Hence, as per the properties of Rhombus as the diagonals of rhombus is also equal and so AC=BD.
And also we know
 \[AO = OC = \dfrac{{AC}}{2}\]
Applying same on another side as
 \[BO = OD = \dfrac{{BD}}{2}\]
Hence, adding all the above four equation in which Pythagoras theorem is applied and so
\[ \Rightarrow \] \[A{O^2} + O{B^2} + O{C^2} + B{O^2} + D{O^2} + O{C^2} + A{O^2} + O{D^2} = A{B^2} + B{C^2} + C{D^2} + D{A^2}\]
As all sides are equal AB=BC=CD=DA and so,
\[ \Rightarrow \] \[A{O^2} + O{B^2} + O{C^2} + B{O^2} + D{O^2} + O{C^2} + A{O^2} + O{D^2} = 4A{B^2}\]
Also, we know that
 \[AO = OC = \dfrac{{AC}}{2}\] and \[BO = OD = \dfrac{{BD}}{2}\]
\[ \Rightarrow \] \[2(A{O^2} + O{C^2}) + 2(B{O^2} + D{O^2}) = 4A{B^2}\]
So, \[4A{O^2} + 4B{O^2} = 4A{B^2}\]
It can also be simplified as
\[ \Rightarrow \] \[{(2AO)^2} + {(2BO)^2} = 4A{B^2}\]
Hence, substituting all the above values in the given condition as
\[ \Rightarrow \] \[{(AC)^2} + {(BD)^2} = 4A{B^2}\]
Hence proved.
Note: You should always make a diagram first for better understanding, also remember to name the vertices and don’t mix up the names of the edges, this can lead to incorrect answers.
In plane Euclidean geometry, a rhombus is a quadrilateral whose four sides all have the same length.
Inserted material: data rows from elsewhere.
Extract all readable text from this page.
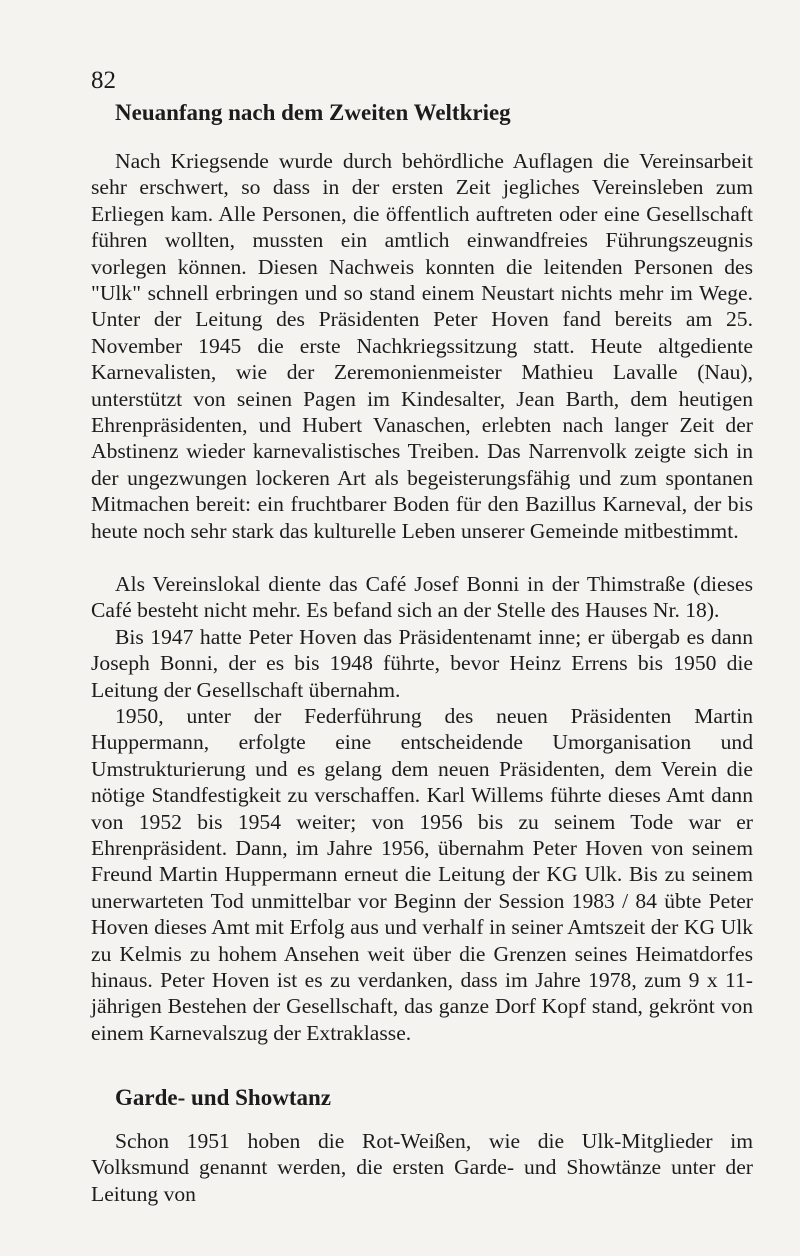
82
Neuanfang nach dem Zweiten Weltkrieg

Nach Kriegsende wurde durch behördliche Auflagen die Vereinsarbeit sehr erschwert, so dass in der ersten Zeit jegliches Vereinsleben zum Erliegen kam. Alle Personen, die öffentlich auftreten oder eine Gesellschaft führen wollten, mussten ein amtlich einwandfreies Führungszeugnis vorlegen können. Diesen Nachweis konnten die leitenden Personen des "Ulk" schnell erbringen und so stand einem Neustart nichts mehr im Wege. Unter der Leitung des Präsidenten Peter Hoven fand bereits am 25. November 1945 die erste Nachkriegssitzung statt. Heute altgediente Karnevalisten, wie der Zeremonienmeister Mathieu Lavalle (Nau), unterstützt von seinen Pagen im Kindesalter, Jean Barth, dem heutigen Ehrenpräsidenten, und Hubert Vanaschen, erlebten nach langer Zeit der Abstinenz wieder karnevalistisches Treiben. Das Narrenvolk zeigte sich in der ungezwungen lockeren Art als begeisterungsfähig und zum spontanen Mitmachen bereit: ein fruchtbarer Boden für den Bazillus Karneval, der bis heute noch sehr stark das kulturelle Leben unserer Gemeinde mitbestimmt.

Als Vereinslokal diente das Café Josef Bonni in der Thimstraße (dieses Café besteht nicht mehr. Es befand sich an der Stelle des Hauses Nr. 18).

Bis 1947 hatte Peter Hoven das Präsidentenamt inne; er übergab es dann Joseph Bonni, der es bis 1948 führte, bevor Heinz Errens bis 1950 die Leitung der Gesellschaft übernahm.

1950, unter der Federführung des neuen Präsidenten Martin Huppermann, erfolgte eine entscheidende Umorganisation und Umstrukturierung und es gelang dem neuen Präsidenten, dem Verein die nötige Standfestigkeit zu verschaffen. Karl Willems führte dieses Amt dann von 1952 bis 1954 weiter; von 1956 bis zu seinem Tode war er Ehrenpräsident. Dann, im Jahre 1956, übernahm Peter Hoven von seinem Freund Martin Huppermann erneut die Leitung der KG Ulk. Bis zu seinem unerwarteten Tod unmittelbar vor Beginn der Session 1983 / 84 übte Peter Hoven dieses Amt mit Erfolg aus und verhalf in seiner Amtszeit der KG Ulk zu Kelmis zu hohem Ansehen weit über die Grenzen seines Heimatdorfes hinaus. Peter Hoven ist es zu verdanken, dass im Jahre 1978, zum 9 x 11-jährigen Bestehen der Gesellschaft, das ganze Dorf Kopf stand, gekrönt von einem Karnevalszug der Extraklasse.

Garde- und Showtanz

Schon 1951 hoben die Rot-Weißen, wie die Ulk-Mitglieder im Volksmund genannt werden, die ersten Garde- und Showtänze unter der Leitung von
Another name is equilateral quadrilateral, since equilateral means that all of its sides are equal in length.
It follows that any rhombus has the following properties:
Opposite angles of a rhombus have equal measure.
The two diagonals of a rhombus are perpendicular; that is, A rhombus is an Orthodiagonal quadrilateral. Its diagonals bisect opposite angles.